Internal Medicine, University at Buffalo
Identifying Critical Interactions in the Unique Trypanosoma brucei 5S Ribonucleoprotein Complex and their Role in Ribosome Biogenesis
The eukaryotic parasite Trypanosoma brucei is the causative agent of Human African Trypansomiasis (HAT), which impacts an at-risk population of some 70 million people in sub-Saharan Africa. Current drugs for treating this disease are hindered by significant adverse side-effects, difficult administration, and increasing resistance. One approach for the development of new treatments is to target a process that is both essential and unique to the pathogen.
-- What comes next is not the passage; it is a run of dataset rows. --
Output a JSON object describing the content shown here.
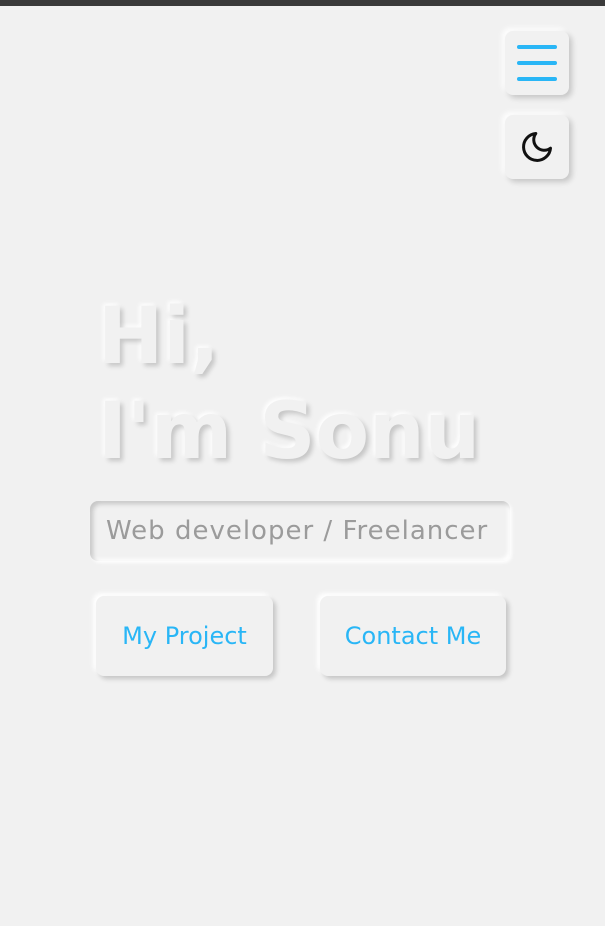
{
  "colors": {
    "background": "#f1f1f1",
    "accent": "#29b6f6",
    "muted_text": "#9b9b9b",
    "top_bar": "#3a3a3a"
  },
  "header": {
    "menu_icon": "hamburger-menu-icon",
    "theme_icon": "moon-icon"
  },
  "hero": {
    "line1": "Hi,",
    "line2": "I'm Sonu",
    "role": "Web developer / Freelancer"
  },
  "actions": {
    "project_label": "My Project",
    "contact_label": "Contact Me"
  }
}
Ribosome biogenesis is the process of generating mature ribosomes for protein translation. Therefore, disruption of this process is lethal for all organisms. One vital checkpoint in the development of nascent ribosomes is the incorporation of the 5S ribonucleoprotein (RNP) complex. In addition to the components found in other organisms such as Saccharomyces cerevisiae, work in our lab has identified the T. brucei-specific protein P34, which is a unique element of the 5S RNP complex in this organism. P34 directly interacts with other parts of the 5S RNP complex that have been identified in T. brucei, and is vital to maturation of the 60S ribosomal subunit. However, we still do not fully understand its role in the formation and incorporation of the 5S RNP complex into the developing ribosome in T. brucei. Therefore, my work is focused on examining P34 in the context of the 5S RNP complex, and generating a map of its specific interactions and its role in this essential process.